Even those who couldn't blame a family-unfriendly workplace had their stories of woe. I heard how a woman had resumed her freelance job three weeks after the birth of her child. Three weeks, when she was barely functioning again as a separate human being, when the stitches had just about healed. Her breastfeeding routine went out the window. She needed the money.

There is more than just a glass ceiling operating against mothers who choose or want to work outside the home. There is also a revolving front door and you can keep heading towards the out direction if you plan on having kids. Not in all organisations of course, many promote work/life balance and actively assist the participation of women in the workplace.

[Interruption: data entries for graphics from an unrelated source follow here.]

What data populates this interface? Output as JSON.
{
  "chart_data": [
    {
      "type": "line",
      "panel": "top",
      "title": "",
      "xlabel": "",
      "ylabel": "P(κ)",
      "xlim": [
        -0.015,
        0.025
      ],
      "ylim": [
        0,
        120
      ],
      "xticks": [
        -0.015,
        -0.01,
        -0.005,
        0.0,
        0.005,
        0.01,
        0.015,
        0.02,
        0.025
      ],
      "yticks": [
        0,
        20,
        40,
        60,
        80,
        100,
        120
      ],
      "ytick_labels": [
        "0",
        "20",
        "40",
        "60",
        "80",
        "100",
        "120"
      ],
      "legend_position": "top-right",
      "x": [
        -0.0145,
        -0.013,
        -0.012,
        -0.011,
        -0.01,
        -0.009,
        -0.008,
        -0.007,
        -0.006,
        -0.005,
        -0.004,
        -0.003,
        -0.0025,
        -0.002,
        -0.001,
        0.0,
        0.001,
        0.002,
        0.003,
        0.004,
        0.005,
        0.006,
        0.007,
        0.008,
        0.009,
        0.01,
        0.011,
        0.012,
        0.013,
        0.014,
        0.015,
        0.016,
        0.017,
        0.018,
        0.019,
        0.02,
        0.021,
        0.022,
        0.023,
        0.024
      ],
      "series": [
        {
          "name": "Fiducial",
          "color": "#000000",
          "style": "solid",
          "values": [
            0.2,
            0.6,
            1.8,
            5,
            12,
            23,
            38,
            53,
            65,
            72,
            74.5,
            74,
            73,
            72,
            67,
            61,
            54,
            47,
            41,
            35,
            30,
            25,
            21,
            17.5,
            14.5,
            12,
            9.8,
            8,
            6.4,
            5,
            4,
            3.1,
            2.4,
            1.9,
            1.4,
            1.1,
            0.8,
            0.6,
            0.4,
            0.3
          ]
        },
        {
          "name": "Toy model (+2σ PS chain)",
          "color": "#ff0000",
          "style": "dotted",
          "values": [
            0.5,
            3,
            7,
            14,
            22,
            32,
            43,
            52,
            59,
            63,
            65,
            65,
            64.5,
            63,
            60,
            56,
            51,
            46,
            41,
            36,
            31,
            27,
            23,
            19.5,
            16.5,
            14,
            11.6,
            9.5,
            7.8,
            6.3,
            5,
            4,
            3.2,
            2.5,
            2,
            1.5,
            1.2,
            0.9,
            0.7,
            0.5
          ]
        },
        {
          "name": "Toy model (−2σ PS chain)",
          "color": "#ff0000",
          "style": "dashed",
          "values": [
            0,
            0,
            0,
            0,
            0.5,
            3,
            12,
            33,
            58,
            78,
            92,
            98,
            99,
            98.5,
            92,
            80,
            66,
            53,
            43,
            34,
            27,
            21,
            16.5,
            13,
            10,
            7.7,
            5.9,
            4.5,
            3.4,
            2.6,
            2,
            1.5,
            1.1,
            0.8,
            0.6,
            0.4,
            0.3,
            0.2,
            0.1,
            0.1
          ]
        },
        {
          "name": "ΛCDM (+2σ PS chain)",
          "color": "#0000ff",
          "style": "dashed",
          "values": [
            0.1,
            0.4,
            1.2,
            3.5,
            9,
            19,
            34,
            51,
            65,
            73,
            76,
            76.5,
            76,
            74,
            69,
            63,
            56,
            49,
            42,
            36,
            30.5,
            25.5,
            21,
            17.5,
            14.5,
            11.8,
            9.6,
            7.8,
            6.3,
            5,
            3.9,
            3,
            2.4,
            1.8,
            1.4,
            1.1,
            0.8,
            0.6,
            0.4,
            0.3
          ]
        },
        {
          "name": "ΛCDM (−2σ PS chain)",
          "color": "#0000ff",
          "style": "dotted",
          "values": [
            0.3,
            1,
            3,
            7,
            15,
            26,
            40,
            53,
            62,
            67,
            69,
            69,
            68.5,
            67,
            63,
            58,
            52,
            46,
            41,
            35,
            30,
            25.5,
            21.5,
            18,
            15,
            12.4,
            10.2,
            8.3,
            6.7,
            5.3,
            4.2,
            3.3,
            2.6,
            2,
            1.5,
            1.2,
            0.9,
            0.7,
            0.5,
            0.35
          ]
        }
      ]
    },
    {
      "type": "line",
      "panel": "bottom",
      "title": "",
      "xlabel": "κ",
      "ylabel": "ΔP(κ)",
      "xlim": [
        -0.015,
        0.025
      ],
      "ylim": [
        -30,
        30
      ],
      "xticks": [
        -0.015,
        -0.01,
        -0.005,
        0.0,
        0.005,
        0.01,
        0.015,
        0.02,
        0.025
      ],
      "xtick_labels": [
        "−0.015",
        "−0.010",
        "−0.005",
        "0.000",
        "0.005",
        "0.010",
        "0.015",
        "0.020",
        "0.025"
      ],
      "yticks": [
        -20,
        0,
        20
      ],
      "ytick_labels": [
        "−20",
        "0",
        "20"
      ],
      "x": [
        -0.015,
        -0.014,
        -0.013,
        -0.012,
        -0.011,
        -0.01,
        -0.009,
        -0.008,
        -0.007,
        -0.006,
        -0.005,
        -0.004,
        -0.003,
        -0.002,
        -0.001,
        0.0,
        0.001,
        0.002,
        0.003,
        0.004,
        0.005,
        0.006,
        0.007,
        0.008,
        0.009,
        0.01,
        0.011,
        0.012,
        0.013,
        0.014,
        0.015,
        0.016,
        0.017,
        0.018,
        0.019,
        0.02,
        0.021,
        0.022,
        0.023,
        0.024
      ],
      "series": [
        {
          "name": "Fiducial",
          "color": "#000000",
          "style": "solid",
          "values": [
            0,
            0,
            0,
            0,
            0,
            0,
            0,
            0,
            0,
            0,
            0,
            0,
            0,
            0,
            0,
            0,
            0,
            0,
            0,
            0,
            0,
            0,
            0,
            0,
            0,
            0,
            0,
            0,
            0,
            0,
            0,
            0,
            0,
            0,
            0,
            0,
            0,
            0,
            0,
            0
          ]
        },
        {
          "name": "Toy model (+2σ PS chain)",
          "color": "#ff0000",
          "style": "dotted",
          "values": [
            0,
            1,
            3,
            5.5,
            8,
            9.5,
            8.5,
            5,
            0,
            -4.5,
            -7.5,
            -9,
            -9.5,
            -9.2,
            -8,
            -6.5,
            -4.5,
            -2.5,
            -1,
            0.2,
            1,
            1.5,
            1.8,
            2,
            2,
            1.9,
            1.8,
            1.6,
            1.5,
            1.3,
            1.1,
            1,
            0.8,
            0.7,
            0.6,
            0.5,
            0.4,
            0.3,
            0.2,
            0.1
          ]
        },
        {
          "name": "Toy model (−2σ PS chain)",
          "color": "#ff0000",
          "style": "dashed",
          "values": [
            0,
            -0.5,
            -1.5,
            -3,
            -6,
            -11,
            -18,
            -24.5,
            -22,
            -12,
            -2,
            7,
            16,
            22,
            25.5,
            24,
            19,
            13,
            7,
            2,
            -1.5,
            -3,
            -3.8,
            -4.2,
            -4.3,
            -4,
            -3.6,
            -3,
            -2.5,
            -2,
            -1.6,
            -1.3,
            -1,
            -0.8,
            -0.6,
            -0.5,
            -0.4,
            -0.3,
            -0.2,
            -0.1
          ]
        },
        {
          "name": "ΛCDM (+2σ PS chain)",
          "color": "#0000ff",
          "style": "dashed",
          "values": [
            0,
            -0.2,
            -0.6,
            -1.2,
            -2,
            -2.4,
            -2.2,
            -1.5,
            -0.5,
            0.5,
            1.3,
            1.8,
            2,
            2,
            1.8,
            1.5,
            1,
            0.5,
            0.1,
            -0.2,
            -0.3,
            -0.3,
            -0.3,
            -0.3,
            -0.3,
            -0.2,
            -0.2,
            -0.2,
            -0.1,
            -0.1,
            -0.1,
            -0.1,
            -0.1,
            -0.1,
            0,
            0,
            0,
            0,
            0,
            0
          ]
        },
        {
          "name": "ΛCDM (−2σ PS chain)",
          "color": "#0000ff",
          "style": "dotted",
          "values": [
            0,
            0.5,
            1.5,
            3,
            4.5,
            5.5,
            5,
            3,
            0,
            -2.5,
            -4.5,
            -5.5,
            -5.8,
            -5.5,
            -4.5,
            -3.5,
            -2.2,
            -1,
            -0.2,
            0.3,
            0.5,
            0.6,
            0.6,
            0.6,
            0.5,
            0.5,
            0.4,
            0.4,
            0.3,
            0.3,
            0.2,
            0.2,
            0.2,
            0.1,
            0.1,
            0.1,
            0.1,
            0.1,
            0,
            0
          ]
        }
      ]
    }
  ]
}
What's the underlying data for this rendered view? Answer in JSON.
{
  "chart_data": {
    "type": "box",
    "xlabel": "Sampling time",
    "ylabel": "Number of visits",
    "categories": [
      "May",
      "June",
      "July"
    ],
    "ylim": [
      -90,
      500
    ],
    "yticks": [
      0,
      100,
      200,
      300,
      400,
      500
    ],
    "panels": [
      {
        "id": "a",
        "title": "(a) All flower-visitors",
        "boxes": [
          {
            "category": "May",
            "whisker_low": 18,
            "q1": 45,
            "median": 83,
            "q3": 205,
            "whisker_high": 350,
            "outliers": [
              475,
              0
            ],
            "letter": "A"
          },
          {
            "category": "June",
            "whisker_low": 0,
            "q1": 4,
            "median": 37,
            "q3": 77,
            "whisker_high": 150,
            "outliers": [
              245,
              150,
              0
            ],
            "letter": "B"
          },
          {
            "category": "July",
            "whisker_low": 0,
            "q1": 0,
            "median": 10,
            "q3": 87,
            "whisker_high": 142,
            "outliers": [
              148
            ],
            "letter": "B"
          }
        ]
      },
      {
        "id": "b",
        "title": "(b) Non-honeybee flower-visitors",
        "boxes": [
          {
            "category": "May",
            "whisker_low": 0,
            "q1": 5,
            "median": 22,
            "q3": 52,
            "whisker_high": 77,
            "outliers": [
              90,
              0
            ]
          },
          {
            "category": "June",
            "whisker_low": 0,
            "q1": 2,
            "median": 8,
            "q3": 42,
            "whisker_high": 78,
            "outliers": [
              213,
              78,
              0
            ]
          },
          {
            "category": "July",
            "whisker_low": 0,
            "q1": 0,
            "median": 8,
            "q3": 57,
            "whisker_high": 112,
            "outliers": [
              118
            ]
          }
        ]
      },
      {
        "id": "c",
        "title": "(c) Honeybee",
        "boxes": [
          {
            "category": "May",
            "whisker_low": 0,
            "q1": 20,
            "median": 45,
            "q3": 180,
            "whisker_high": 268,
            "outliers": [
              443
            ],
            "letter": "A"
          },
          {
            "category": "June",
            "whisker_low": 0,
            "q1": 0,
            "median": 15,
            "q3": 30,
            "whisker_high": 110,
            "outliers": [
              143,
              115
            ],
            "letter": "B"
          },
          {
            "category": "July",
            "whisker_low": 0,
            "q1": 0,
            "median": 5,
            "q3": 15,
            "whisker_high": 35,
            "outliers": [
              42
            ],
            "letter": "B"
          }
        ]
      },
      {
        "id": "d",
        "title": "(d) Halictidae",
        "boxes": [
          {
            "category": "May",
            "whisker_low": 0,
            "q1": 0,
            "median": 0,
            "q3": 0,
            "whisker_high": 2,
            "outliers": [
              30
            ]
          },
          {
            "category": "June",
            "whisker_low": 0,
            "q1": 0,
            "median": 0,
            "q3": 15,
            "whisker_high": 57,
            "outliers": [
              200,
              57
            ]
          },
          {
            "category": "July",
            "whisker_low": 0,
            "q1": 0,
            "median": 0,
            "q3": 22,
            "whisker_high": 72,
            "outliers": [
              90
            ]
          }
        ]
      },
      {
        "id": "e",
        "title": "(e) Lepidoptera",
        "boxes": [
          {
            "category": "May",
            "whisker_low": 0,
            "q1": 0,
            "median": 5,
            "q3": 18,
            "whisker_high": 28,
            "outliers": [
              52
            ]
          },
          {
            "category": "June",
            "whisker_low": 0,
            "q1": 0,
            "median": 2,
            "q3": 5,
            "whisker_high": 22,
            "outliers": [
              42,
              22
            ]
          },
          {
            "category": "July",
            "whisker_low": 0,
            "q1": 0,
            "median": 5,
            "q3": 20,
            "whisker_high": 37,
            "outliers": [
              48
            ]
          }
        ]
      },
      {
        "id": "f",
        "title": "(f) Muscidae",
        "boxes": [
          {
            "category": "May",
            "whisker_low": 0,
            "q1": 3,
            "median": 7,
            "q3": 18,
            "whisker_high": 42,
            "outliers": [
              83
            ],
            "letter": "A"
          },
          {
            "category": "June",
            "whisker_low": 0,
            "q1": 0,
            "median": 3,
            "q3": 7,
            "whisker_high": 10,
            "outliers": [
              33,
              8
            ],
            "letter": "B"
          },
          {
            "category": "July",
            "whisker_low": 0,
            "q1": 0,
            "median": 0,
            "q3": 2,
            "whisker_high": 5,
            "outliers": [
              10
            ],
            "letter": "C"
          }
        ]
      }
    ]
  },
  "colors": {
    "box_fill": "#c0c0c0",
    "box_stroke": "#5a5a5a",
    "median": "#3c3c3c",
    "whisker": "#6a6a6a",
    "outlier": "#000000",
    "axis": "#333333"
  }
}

But there are societal barriers both covert and overt that affect women's advancement, while the notion of workplace advancement for mammies is in general, of "roll around the floor in merriment" proportions.

The Government can bring in equality legislation till the cows come home but it's much harder to tackle the cultural and financial issues that truly power people's existences. Girls do better in school and college, then have to work harder than their male counterparts to prove themselves to their (usually male) bosses.

Then when they have established themselves they get shunted aside in their 30s, because they have the bare-faced cheek to follow their biological raison d'être and have a child.

Not everyone can afford or wants to follow what the Americans call the "opt-out revolution" and leave their jobs to puree aduki beans for their darlings. But if a woman does decide to work after childbirth she should be saluted and encouraged.

After all, the big daddy won't be fielding snide comments and be expected to leave his job, will he?